Hi, It would be helpful, if someone can suggest us the best way to handle multiple customer events (customers ranging from 10K events per month to 1 billion events per month) .

a) Do you suggest keeping one to one mapping for datasource & customers?

b) If all customers come under one datasource, then re-indexing a specific customer segments will become difficult

c) If different datasources, then segment sizes will differ for customers , do you suggest this?

Hi Ram,

The advantage of separate datasources is that it makes re-indexing simpler (since you can do one at a time instead of having to do all at once) and that it improves isolation between customers during realtime ingestion (so one customer sending excessive data won’t impact others). The disadvantage is that each datasource will need at minimum one realtime task, and each of those tasks is a fixed bundle of resources that generally includes at least one CPU and a couple GB of memory.

I think that in general, if you mostly have larger datasets per customer (more than a billion events per month) then it makes sense to have separate datasources. If you mostly have less than a billion events/month/customer, then for efficiency’s sake during realtime ingestion it makes sense to combine them into some smaller number of datasources (possibly one).

To answer your other two questions,

a) Yes, new datasources are created automatically. Just asking Druid to ingest into a new datasource is enough to create it.

b) Yes, if you use tranquility then you can send data to as many datasource as you want from the same Bolt. Keep in mind that since each datasource has its own tasks, each datasource will require at least one outgoing TCP connection (one per task).

Thanks Gian, it gives clarity.

Just one followup question.

We will create new datasources for large customers and we will combine small customers.

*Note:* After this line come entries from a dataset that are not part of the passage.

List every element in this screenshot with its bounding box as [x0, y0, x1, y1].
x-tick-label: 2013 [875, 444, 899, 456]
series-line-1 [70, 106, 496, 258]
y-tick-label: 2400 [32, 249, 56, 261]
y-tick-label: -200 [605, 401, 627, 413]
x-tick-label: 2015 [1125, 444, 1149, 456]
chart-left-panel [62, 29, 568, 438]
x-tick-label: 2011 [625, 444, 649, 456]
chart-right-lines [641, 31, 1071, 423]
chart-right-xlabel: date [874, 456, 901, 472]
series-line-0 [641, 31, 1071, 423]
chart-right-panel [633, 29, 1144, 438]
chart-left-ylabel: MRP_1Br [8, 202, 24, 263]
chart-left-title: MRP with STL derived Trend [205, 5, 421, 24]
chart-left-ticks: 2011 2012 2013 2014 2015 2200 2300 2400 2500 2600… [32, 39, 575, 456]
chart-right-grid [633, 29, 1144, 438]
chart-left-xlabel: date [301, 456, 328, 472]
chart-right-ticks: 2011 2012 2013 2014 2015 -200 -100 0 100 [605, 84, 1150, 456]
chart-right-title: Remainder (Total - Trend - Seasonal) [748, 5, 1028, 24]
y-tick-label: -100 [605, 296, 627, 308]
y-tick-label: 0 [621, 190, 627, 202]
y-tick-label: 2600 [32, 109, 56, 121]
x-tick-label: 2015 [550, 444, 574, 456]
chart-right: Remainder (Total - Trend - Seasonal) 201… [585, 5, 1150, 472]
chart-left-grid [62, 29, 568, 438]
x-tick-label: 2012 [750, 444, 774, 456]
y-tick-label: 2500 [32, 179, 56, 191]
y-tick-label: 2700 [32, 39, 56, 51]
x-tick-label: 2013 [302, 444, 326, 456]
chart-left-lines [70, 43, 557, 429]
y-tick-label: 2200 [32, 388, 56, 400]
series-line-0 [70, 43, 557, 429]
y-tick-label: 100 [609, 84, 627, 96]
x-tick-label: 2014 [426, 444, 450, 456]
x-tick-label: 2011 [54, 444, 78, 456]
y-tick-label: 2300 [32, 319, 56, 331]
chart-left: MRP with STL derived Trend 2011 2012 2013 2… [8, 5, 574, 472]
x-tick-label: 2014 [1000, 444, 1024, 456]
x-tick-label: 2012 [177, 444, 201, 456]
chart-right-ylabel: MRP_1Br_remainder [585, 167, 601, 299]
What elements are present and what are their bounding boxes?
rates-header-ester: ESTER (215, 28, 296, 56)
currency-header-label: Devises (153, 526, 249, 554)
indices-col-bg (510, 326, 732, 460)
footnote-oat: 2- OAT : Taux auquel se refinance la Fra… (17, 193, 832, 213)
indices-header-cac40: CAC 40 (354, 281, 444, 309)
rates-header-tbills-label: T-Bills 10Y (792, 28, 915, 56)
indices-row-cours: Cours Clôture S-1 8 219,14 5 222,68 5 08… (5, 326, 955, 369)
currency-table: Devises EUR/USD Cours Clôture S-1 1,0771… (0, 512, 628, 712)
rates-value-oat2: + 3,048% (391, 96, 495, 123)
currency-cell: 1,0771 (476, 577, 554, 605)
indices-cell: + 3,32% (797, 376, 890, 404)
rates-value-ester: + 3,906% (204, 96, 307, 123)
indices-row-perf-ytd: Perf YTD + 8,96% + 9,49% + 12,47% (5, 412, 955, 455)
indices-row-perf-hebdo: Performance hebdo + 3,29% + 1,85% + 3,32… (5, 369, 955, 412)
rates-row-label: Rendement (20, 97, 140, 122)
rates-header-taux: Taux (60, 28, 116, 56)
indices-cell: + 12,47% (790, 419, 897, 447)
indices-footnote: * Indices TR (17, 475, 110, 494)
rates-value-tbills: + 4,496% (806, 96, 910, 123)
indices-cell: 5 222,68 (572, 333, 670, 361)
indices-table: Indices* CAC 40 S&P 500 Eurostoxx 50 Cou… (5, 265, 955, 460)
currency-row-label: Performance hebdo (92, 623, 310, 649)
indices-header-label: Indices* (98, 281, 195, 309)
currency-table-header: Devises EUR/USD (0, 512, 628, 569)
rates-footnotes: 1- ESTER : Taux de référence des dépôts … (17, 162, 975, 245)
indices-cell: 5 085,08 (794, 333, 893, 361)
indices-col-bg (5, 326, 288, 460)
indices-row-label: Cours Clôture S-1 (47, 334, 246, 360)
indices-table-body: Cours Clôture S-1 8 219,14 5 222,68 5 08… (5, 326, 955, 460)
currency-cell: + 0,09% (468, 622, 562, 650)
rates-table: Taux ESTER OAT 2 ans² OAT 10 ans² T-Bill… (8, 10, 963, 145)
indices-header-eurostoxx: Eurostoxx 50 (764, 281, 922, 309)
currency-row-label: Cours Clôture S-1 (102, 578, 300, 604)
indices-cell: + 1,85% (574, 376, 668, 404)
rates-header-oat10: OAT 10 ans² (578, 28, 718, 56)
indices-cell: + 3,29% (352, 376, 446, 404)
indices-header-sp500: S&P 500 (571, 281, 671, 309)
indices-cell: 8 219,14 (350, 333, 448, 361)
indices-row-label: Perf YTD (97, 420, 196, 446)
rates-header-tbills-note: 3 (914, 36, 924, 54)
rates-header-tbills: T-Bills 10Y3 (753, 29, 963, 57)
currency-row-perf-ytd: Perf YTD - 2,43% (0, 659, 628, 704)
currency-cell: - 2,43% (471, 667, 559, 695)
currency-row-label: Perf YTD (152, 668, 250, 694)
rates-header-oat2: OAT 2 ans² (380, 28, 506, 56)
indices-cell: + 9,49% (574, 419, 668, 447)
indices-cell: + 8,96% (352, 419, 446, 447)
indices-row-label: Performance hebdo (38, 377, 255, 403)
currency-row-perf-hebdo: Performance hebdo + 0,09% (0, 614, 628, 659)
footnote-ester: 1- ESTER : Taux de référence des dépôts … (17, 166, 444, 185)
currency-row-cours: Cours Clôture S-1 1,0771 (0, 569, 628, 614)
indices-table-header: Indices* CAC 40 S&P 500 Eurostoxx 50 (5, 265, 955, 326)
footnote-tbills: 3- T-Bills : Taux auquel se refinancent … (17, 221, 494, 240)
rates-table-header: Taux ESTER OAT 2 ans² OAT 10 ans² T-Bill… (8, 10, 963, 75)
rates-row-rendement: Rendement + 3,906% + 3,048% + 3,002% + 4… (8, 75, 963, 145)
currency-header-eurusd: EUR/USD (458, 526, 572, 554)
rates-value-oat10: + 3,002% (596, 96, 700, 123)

Can we model the data in such a way that, the customers will be a dimension (low cardinality column) and we shard the segments by that dimension, will it ease the re-indexing ?

–Ram

yes, you can partition your data via customer dimension, however if you want to do reIndexing and modify data you will have to reIndex all the small datasources clubbed together at once.

In batch Indexing, you can use single-dimension partitionsSpec and partition your data by customer dimension.
In case of using Tranquility, you can provide a beamMergerFn to DruidBeams builder to do this.